Cryptocurrency capital gains tax in the US

In addition to income tax, there is also a capital gains tax on cryptocurrency transactions in the United States. It applies if the value of the cryptocurrency increases when it is purchased and held (subchapter P of Chapter 1 of the U.S. Internal Revenue Code 26).

That is, if a person sold virtual currency that was held as a fixed asset, then this is a taxable event (p. 17 of the IRS Instructions for filing a 1040-2020 return).

When paying capital gains tax, it is necessary to determine the storage period of the cryptocurrency. If the cryptocurrency was held for less than 1 year, then this is short-term capital gains, if more than one year – long-term capital gains. The duration of the cryptocurrency in possession is calculated from the date that occurred the day after the acquisition of the cryptocurrency until the date (inclusive) of its sale.

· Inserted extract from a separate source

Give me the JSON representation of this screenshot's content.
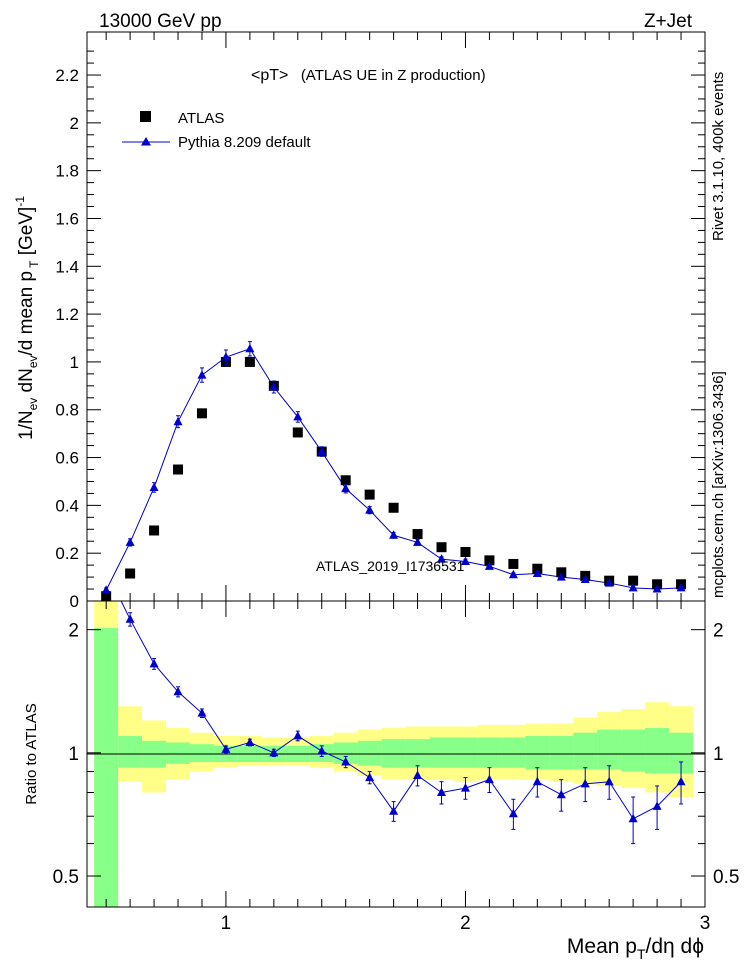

The tax rate on long-term capital gains for most individuals does not exceed 15%. If your taxable income is $78,750 or less, it is taxed at a zero rate. A 15% capital gains tax rate applies if your taxable income is $78,750 or more but less than $434,550 for single filers; $488,850 for spouses filing jointly or qualifying survivors; $461,700 for the primary income earner; or $244,425 for spouses filing separately.